Le ministre de la sécurité nationale, Itamar Ben Gvir, après l’adoption de la loi instaurant la pendaison pour des Palestiniens accusés de meurtre terroriste, à la Knesset, à Jérusalem, le 30 mars 2026. OREN BEN HAKOON/REUTERS

Après avoir obtenu le vote à une large majorité de la loi instaurant la pendaison pour des Palestiniens accusés de meurtre commis dans le cadre « d’un acte terroriste », le 30 mars, Itamar Ben Gvir, a ouvert une bouteille dans les couloirs de la Knesset, l’Assemblée israélienne, pour célébrer sa victoire. « Nous avons fait l’histoire ! Nous avons promis. Nous avons tenu nos promesses », s’est réjoui le ministre de la sécurité nationale, principale figure de cette extrême droite, nationaliste et religieuse qui fait l’agenda politique depuis la fin 2022. Des images de jubilation qui vont peser longtemps, de façon négative, sur les représentations du gouvernement, du Parlement et donc de l’Etat d’Israël dans le monde entier.
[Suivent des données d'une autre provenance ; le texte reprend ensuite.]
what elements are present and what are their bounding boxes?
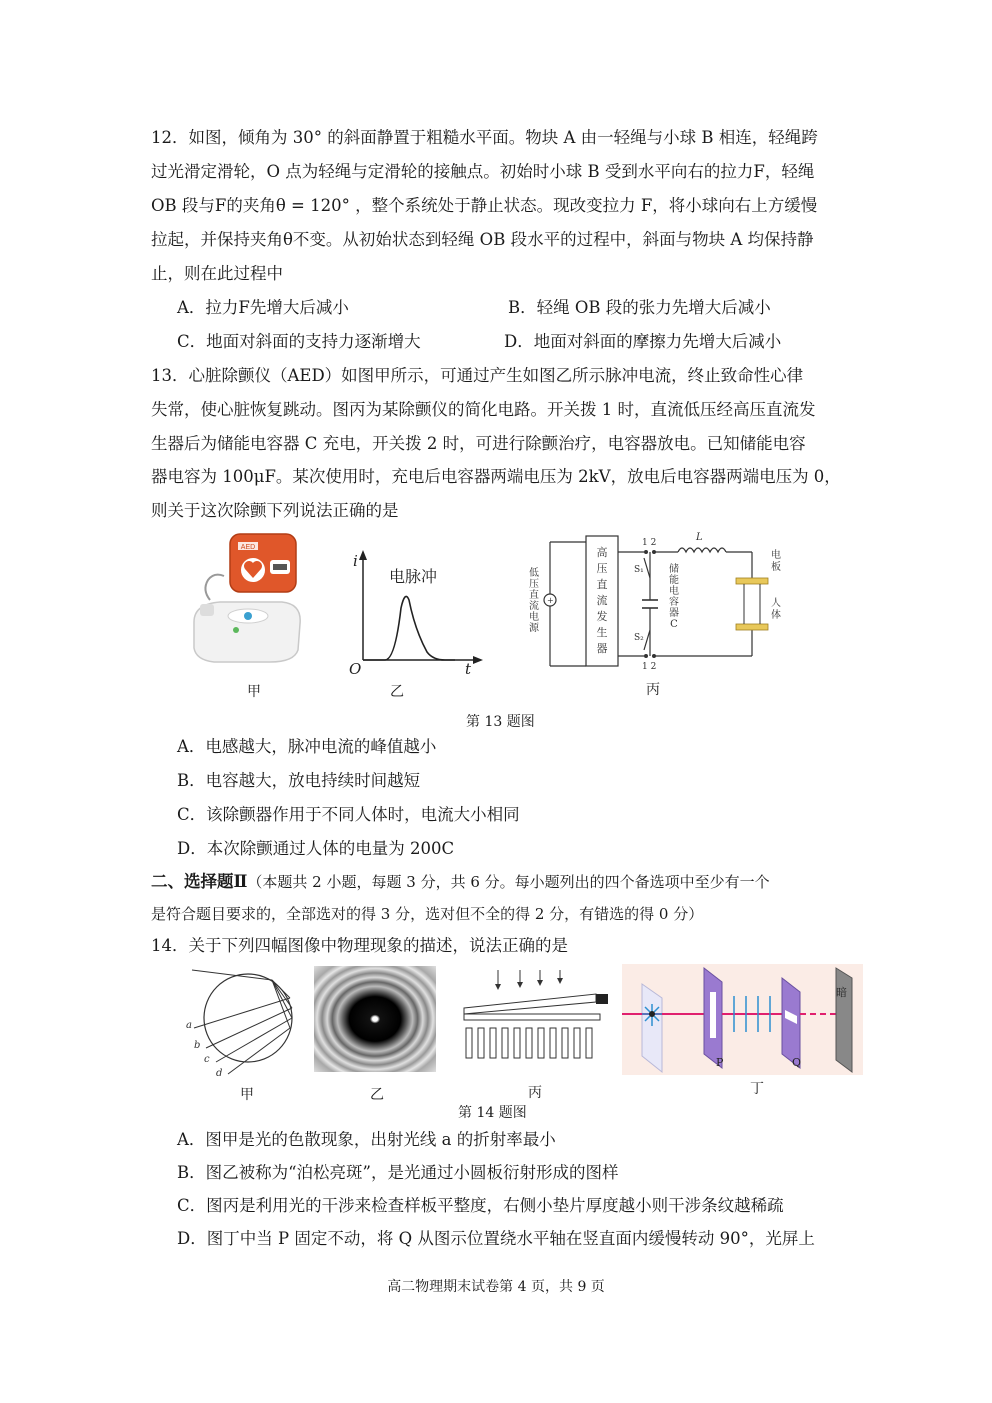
aed-label: AED bbox=[240, 544, 256, 551]
inductor-label: L bbox=[696, 532, 703, 543]
gen-text-char: 压 bbox=[596, 562, 608, 575]
fringe-bar bbox=[502, 1028, 508, 1058]
fringe-bar bbox=[550, 1028, 556, 1058]
fringes bbox=[466, 1028, 592, 1058]
section2-title: 二、选择题Ⅱ bbox=[151, 872, 248, 891]
q13-line-4: 器电容为 100μF。某次使用时，充电后电容器两端电压为 2kV，放电后电容器两端电压为 0， bbox=[151, 467, 841, 486]
dark-label: 暗 bbox=[836, 986, 847, 999]
fig14-yi-label: 乙 bbox=[370, 1087, 384, 1103]
q14-option-b: B．图乙被称为“泊松亮斑”，是光通过小圆板衍射形成的图样 bbox=[177, 1163, 619, 1182]
section2-line-1 bbox=[151, 872, 770, 892]
low-voltage-label bbox=[529, 567, 540, 634]
gen-text-char: 高 bbox=[596, 546, 608, 559]
q13-option-a: A．电感越大，脉冲电流的峰值越小 bbox=[177, 737, 437, 756]
q12-option-c: C．地面对斜面的支持力逐渐增大 bbox=[177, 332, 421, 351]
q13-option-d: D．本次除颤通过人体的电量为 200C bbox=[177, 839, 455, 858]
q12-line-4: 拉起，并保持夹角θ不变。从初始状态到轻绳 OB 段水平的过程中，斜面与物块 A 均保持静 bbox=[151, 230, 814, 249]
fig14-ding-label: 丁 bbox=[750, 1081, 764, 1097]
gen-text-char: 直 bbox=[596, 578, 608, 591]
screen bbox=[836, 968, 852, 1072]
ray-d bbox=[228, 1028, 290, 1074]
axis-t-label: t bbox=[465, 660, 472, 678]
ray-c bbox=[216, 1018, 292, 1062]
s2-label: S₂ bbox=[634, 633, 644, 643]
cap-text-char: 容 bbox=[669, 597, 679, 608]
svg-text:+: + bbox=[547, 596, 554, 605]
q12-line-2: 过光滑定滑轮，O 点为轻绳与定滑轮的接触点。初始时小球 B 受到水平向右的拉力F，轻绳 bbox=[151, 162, 815, 181]
fringe-bar bbox=[514, 1028, 520, 1058]
elec-text-char: 板 bbox=[771, 562, 781, 573]
lv-text-char: 流 bbox=[529, 601, 539, 612]
lv-text-char: 直 bbox=[529, 590, 539, 601]
section2-note-1: （本题共 2 小题，每题 3 分，共 6 分。每小题列出的四个备选项中至少有一个 bbox=[247, 873, 770, 891]
poisson-spot-figure bbox=[314, 966, 436, 1072]
aed-device-figure bbox=[190, 530, 315, 670]
fig13-yi-label: 乙 bbox=[390, 684, 404, 700]
q14-option-d: D．图丁中当 P 固定不动，将 Q 从图示位置绕水平轴在竖直面内缓慢转动 90°，光屏上 bbox=[177, 1229, 815, 1248]
ray-a bbox=[194, 998, 290, 1028]
electrode-label bbox=[771, 548, 781, 573]
q14-option-c: C．图丙是利用光的干涉来检查样板平整度，右侧小垫片厚度越小则干涉条纹越稀疏 bbox=[177, 1196, 784, 1215]
cap-text-char: 器 bbox=[669, 608, 679, 619]
gen-text-char: 发 bbox=[596, 610, 608, 623]
spacer-block bbox=[596, 994, 608, 1004]
switch-s2 bbox=[644, 630, 650, 650]
elec-text-char: 电 bbox=[771, 550, 781, 561]
page-footer: 高二物理期末试卷第 4 页，共 9 页 bbox=[387, 1279, 605, 1295]
gen-text-char: 流 bbox=[596, 594, 608, 607]
ray-a-label: a bbox=[186, 1020, 192, 1031]
base-plate bbox=[464, 1014, 600, 1020]
pulse-graph-figure bbox=[345, 548, 485, 678]
capacitor-label bbox=[669, 562, 679, 630]
body-label bbox=[771, 596, 781, 621]
lv-text-char: 压 bbox=[529, 579, 539, 590]
fringe-bar bbox=[562, 1028, 568, 1058]
polarizer-figure bbox=[622, 964, 863, 1075]
fig13-bing-label: 丙 bbox=[646, 682, 660, 698]
gen-text-char: 器 bbox=[596, 642, 608, 655]
electrode-top bbox=[736, 578, 768, 584]
q14-option-a: A．图甲是光的色散现象，出射光线 a 的折射率最小 bbox=[177, 1130, 556, 1149]
section2-note-2: 是符合题目要求的，全部选对的得 3 分，选对但不全的得 2 分，有错选的得 0 分） bbox=[151, 905, 704, 923]
fig14-bing-label: 丙 bbox=[528, 1085, 542, 1101]
switch-bottom-label: 1 2 bbox=[642, 662, 657, 672]
ray-b-label: b bbox=[194, 1040, 201, 1051]
q13-option-b: B．电容越大，放电持续时间越短 bbox=[177, 771, 421, 790]
lv-text-char: 源 bbox=[529, 623, 539, 634]
dispersion-figure bbox=[180, 962, 300, 1080]
cap-text-char: 储 bbox=[669, 564, 679, 575]
bright-spot bbox=[373, 1017, 377, 1021]
q12-line-1: 12．如图，倾角为 30° 的斜面静置于粗糙水平面。物块 A 由一轻绳与小球 B 相连，轻绳跨 bbox=[151, 128, 818, 147]
pulse-label: 电脉冲 bbox=[389, 567, 438, 586]
lv-text-char: 低 bbox=[529, 568, 539, 579]
pulse-curve bbox=[363, 596, 455, 660]
q12-line-5: 止，则在此过程中 bbox=[151, 264, 283, 283]
fig13-jia-label: 甲 bbox=[247, 684, 261, 700]
body-text-char: 人 bbox=[771, 598, 781, 609]
interference-figure bbox=[460, 966, 610, 1066]
q13-line-3: 生器后为储能电容器 C 充电，开关拨 2 时，可进行除颤治疗，电容器放电。已知储能电容 bbox=[151, 434, 806, 453]
polarizer-q bbox=[782, 978, 800, 1068]
fringe-bar bbox=[538, 1028, 544, 1058]
q-label: Q bbox=[792, 1056, 802, 1069]
electrode-bottom bbox=[736, 624, 768, 630]
inductor-coil bbox=[678, 548, 726, 552]
fringe-bar bbox=[466, 1028, 472, 1058]
cap-text-char: C bbox=[670, 619, 678, 630]
q13-line-1: 13．心脏除颤仪（AED）如图甲所示，可通过产生如图乙所示脉冲电流，终止致命性心律 bbox=[151, 366, 804, 385]
fringe-bar bbox=[586, 1028, 592, 1058]
ray-c-label: c bbox=[204, 1054, 210, 1065]
cap-text-char: 电 bbox=[669, 586, 679, 597]
fringe-bar bbox=[478, 1028, 484, 1058]
fig14-jia-label: 甲 bbox=[240, 1087, 254, 1103]
q14-line-1: 14．关于下列四幅图像中物理现象的描述，说法正确的是 bbox=[151, 936, 568, 955]
sample-plate bbox=[464, 994, 596, 1014]
body-text-char: 体 bbox=[771, 610, 781, 621]
circuit-figure bbox=[520, 528, 790, 673]
fringe-bar bbox=[526, 1028, 532, 1058]
light-source-plane bbox=[642, 984, 662, 1072]
switch-top-label: 1 2 bbox=[642, 538, 657, 548]
origin-label: O bbox=[349, 660, 362, 678]
gen-text-char: 生 bbox=[596, 626, 608, 639]
switch-s1 bbox=[644, 558, 650, 578]
ray-b bbox=[206, 1008, 292, 1048]
q12-option-d: D．地面对斜面的摩擦力先增大后减小 bbox=[504, 332, 782, 351]
s1-label: S₁ bbox=[634, 565, 644, 575]
q12-line-3: OB 段与F的夹角θ = 120° ，整个系统处于静止状态。现改变拉力 F，将小球向右上方缓慢 bbox=[151, 196, 818, 215]
fringe-bar bbox=[574, 1028, 580, 1058]
p-label: P bbox=[716, 1056, 724, 1069]
fig14-caption: 第 14 题图 bbox=[458, 1105, 527, 1121]
fringe-bar bbox=[490, 1028, 496, 1058]
q12-option-b: B．轻绳 OB 段的张力先增大后减小 bbox=[508, 298, 771, 317]
axis-i-label: i bbox=[353, 552, 358, 570]
cap-text-char: 能 bbox=[669, 575, 679, 586]
q12-option-a: A．拉力F先增大后减小 bbox=[177, 298, 349, 317]
q13-option-c: C．该除颤器作用于不同人体时，电流大小相同 bbox=[177, 805, 520, 824]
q13-line-2: 失常，使心脏恢复跳动。图丙为某除颤仪的简化电路。开关拨 1 时，直流低压经高压直流发 bbox=[151, 400, 816, 419]
generator-label bbox=[597, 545, 608, 655]
q13-line-5: 则关于这次除颤下列说法正确的是 bbox=[151, 501, 399, 520]
lv-text-char: 电 bbox=[529, 612, 539, 623]
ray-d-label: d bbox=[216, 1068, 223, 1079]
fig13-caption: 第 13 题图 bbox=[466, 714, 535, 730]
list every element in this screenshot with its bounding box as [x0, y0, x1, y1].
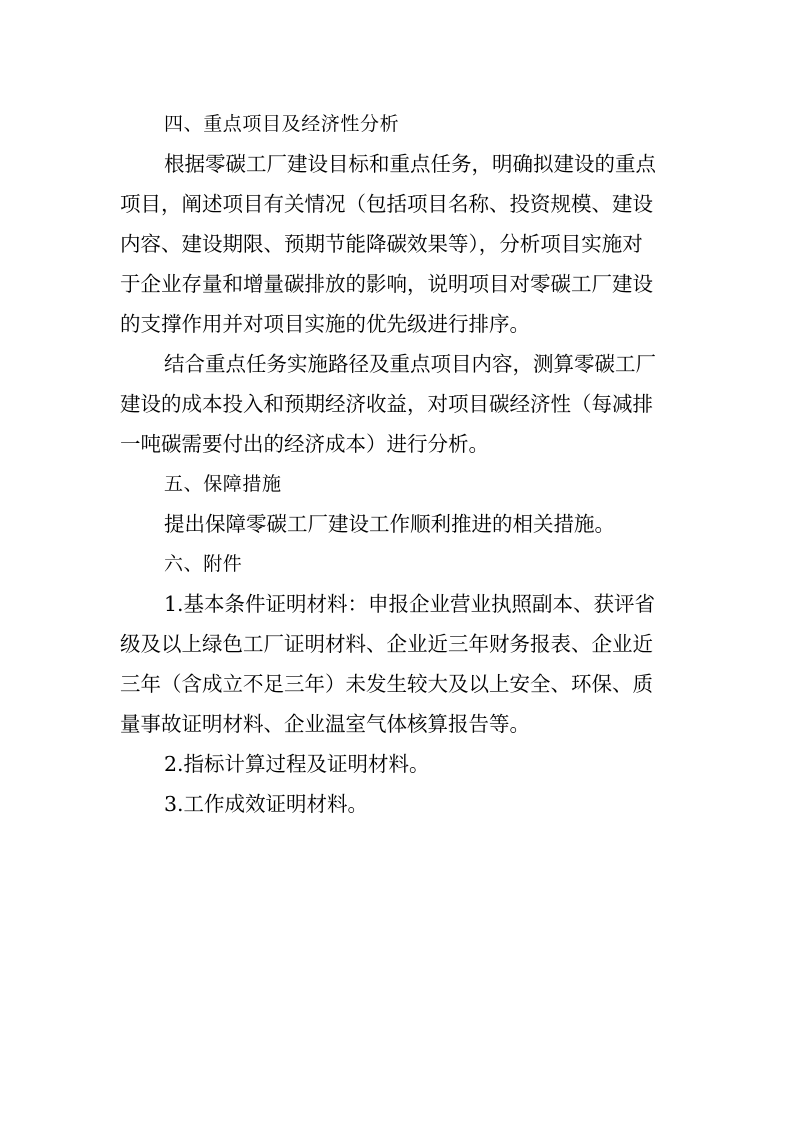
text-line: 2.指标计算过程及证明材料。 [164, 752, 430, 776]
text-line: 提出保障零碳工厂建设工作顺利推进的相关措施。 [164, 512, 615, 536]
section-5-paragraph-1 [120, 504, 676, 544]
text-line: 建设的成本投入和预期经济收益，对项目碳经济性（每减排 [120, 392, 653, 416]
section-heading-4: 四、重点项目及经济性分析 [164, 113, 400, 135]
section-heading-6: 六、附件 [164, 553, 243, 575]
text-line: 1.基本条件证明材料：申报企业营业执照副本、获评省 [164, 592, 656, 616]
attachment-item-3 [120, 784, 676, 824]
text-line: 一吨碳需要付出的经济成本）进行分析。 [120, 432, 489, 456]
section-4-paragraph-1 [120, 144, 676, 344]
text-line: 3.工作成效证明材料。 [164, 792, 369, 816]
section-4-paragraph-2 [120, 344, 676, 464]
text-line: 根据零碳工厂建设目标和重点任务，明确拟建设的重点 [164, 152, 656, 176]
text-line: 量事故证明材料、企业温室气体核算报告等。 [120, 712, 530, 736]
document-body [120, 104, 676, 824]
text-line: 项目，阐述项目有关情况（包括项目名称、投资规模、建设 [120, 192, 653, 216]
text-line: 三年（含成立不足三年）未发生较大及以上安全、环保、质 [120, 672, 653, 696]
section-heading-5: 五、保障措施 [164, 473, 282, 495]
text-line: 内容、建设期限、预期节能降碳效果等），分析项目实施对 [120, 232, 643, 256]
text-line: 的支撑作用并对项目实施的优先级进行排序。 [120, 312, 530, 336]
text-line: 于企业存量和增量碳排放的影响，说明项目对零碳工厂建设 [120, 272, 653, 296]
text-line: 级及以上绿色工厂证明材料、企业近三年财务报表、企业近 [120, 632, 653, 656]
attachment-item-1 [120, 584, 676, 744]
attachment-item-2 [120, 744, 676, 784]
text-line: 结合重点任务实施路径及重点项目内容，测算零碳工厂 [164, 352, 656, 376]
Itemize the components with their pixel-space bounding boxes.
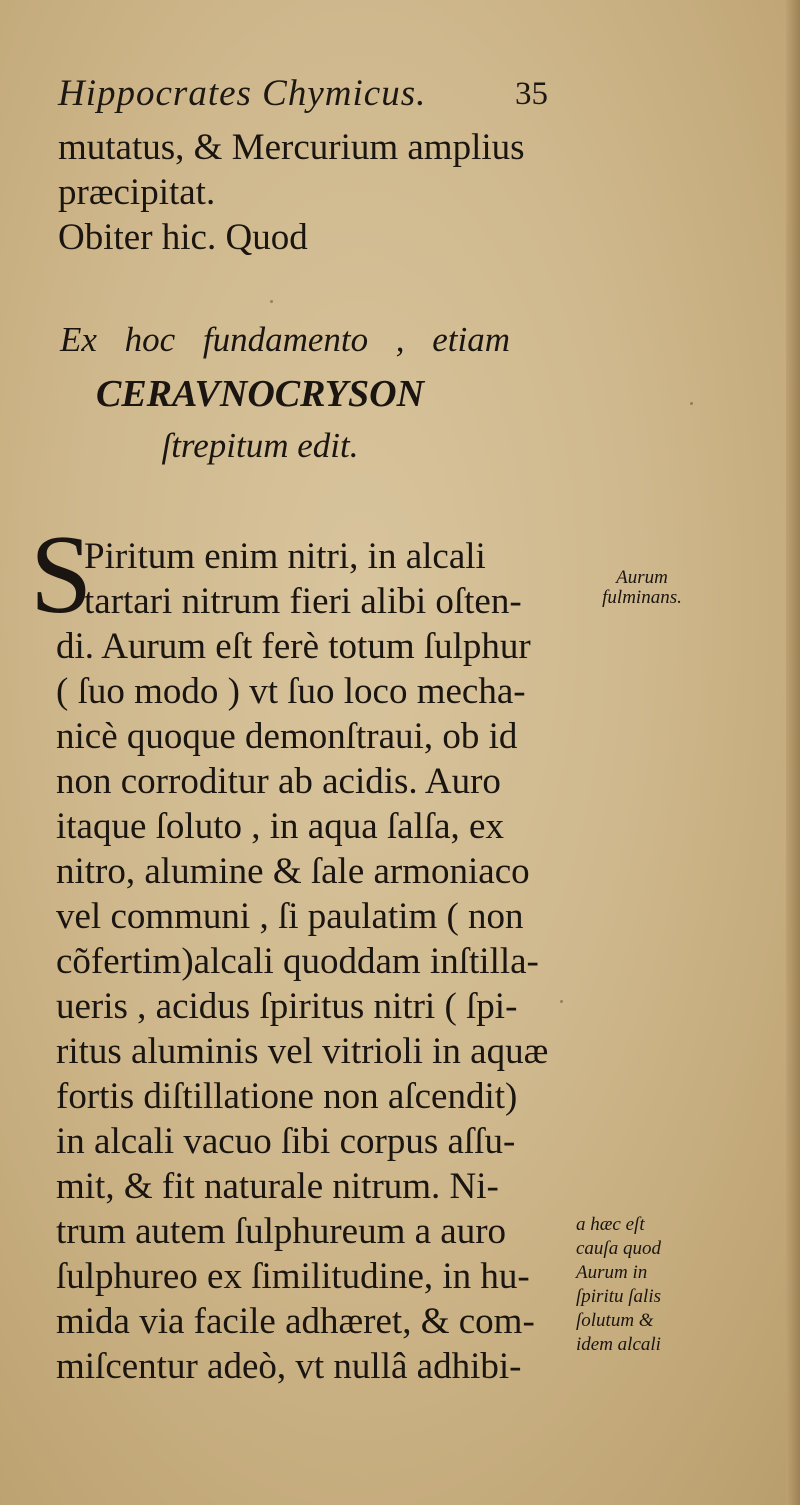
- text-line: ſulphureo ex ſimilitudine, in hu-: [56, 1256, 530, 1297]
- text-line: itaque ſoluto , in aqua ſalſa, ex: [56, 806, 504, 847]
- text-line: trum autem ſulphureum a auro: [56, 1211, 507, 1252]
- text-line: nitro, alumine & ſale armoniaco: [56, 851, 530, 892]
- text-line: Obiter hic. Quod: [58, 217, 308, 258]
- heading-line-3: ſtrepitum edit.: [161, 426, 359, 465]
- text-line: miſcentur adeò, vt nullâ adhibi-: [56, 1346, 522, 1387]
- running-head: [58, 72, 548, 122]
- page-edge-shadow: [786, 0, 800, 1505]
- text-line: præcipitat.: [58, 172, 216, 213]
- margin-note-line: cauſa quod: [576, 1238, 661, 1259]
- text-line: nicè quoque demonſtraui, ob id: [56, 716, 518, 757]
- margin-note-aurum-fulminans: [582, 568, 702, 608]
- text-line: di. Aurum eſt ferè totum ſulphur: [56, 626, 531, 667]
- text-line: mida via facile adhæret, & com-: [56, 1301, 535, 1342]
- margin-note-line: Aurum in: [576, 1262, 648, 1283]
- text-line: Piritum enim nitri, in alcali: [84, 536, 486, 577]
- text-line: vel communi , ſi paulatim ( non: [56, 896, 524, 937]
- heading-line-2: CERAVNOCRYSON: [95, 373, 425, 415]
- margin-note-line: ſolutum &: [576, 1310, 654, 1331]
- text-line: mit, & fit naturale nitrum. Ni-: [56, 1166, 499, 1207]
- paper-speck: [690, 402, 693, 405]
- paper-speck: [560, 1000, 563, 1003]
- text-line: non corroditur ab acidis. Auro: [56, 761, 501, 802]
- paper-speck: [270, 300, 273, 303]
- section-heading: [0, 320, 520, 476]
- heading-line-1: Ex hoc fundamento , etiam: [60, 320, 510, 359]
- text-line: in alcali vacuo ſibi corpus aſſu-: [56, 1121, 516, 1162]
- text-line: tartari nitrum fieri alibi oſten-: [84, 581, 522, 622]
- margin-note-line: idem alcali: [576, 1334, 661, 1355]
- body-paragraph: [56, 534, 548, 1389]
- running-head-title: Hippocrates Chymicus.: [58, 73, 427, 114]
- margin-note-line: fulminans.: [602, 587, 682, 608]
- text-line: cõfertim)alcali quoddam inſtilla-: [56, 941, 539, 982]
- margin-note-footnote-a: [576, 1213, 716, 1357]
- margin-note-line: Aurum: [616, 567, 668, 588]
- text-line: mutatus, & Mercurium amplius: [58, 127, 525, 168]
- text-line: ritus aluminis vel vitrioli in aquæ: [56, 1031, 549, 1072]
- drop-cap: S: [30, 513, 93, 637]
- page-number: 35: [515, 76, 548, 112]
- text-line: ueris , acidus ſpiritus nitri ( ſpi-: [56, 986, 518, 1027]
- margin-note-line: a hæc eſt: [576, 1214, 645, 1235]
- text-line: fortis diſtillatione non aſcendit): [56, 1076, 518, 1117]
- text-line: ( ſuo modo ) vt ſuo loco mecha-: [56, 671, 526, 712]
- margin-note-line: ſpiritu ſalis: [576, 1286, 661, 1307]
- intro-paragraph: [58, 125, 525, 260]
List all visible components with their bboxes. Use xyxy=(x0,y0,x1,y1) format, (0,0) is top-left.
Avec cette loi, qui prévoit la peine de mort pour les Palestiniens jugés coupables de « meurtre terroriste », mais pas pour les juifs israéliens qui commettent les mêmes actes en Cisjordanie occupée, l’Etat hébreu assume et légalise une politique pénale ouvertement raciste. Un vote soutenu par la majorité parlementaire et une partie de l’opposition. Le tournant législatif est majeur, et il éclaire ceux qui préféraient ne pas voir l’évolution de l’Etat hébreu depuis l’arrivée au pouvoir de la coalition de droite et d’extrême droite, fin 2022 – avant même le choc du 7 octobre 2023, puis la riposte à l’attaque du Hamas et la guerre d’anéantissement qui ont fait plus de 72 000 morts dans la bande de Gaza.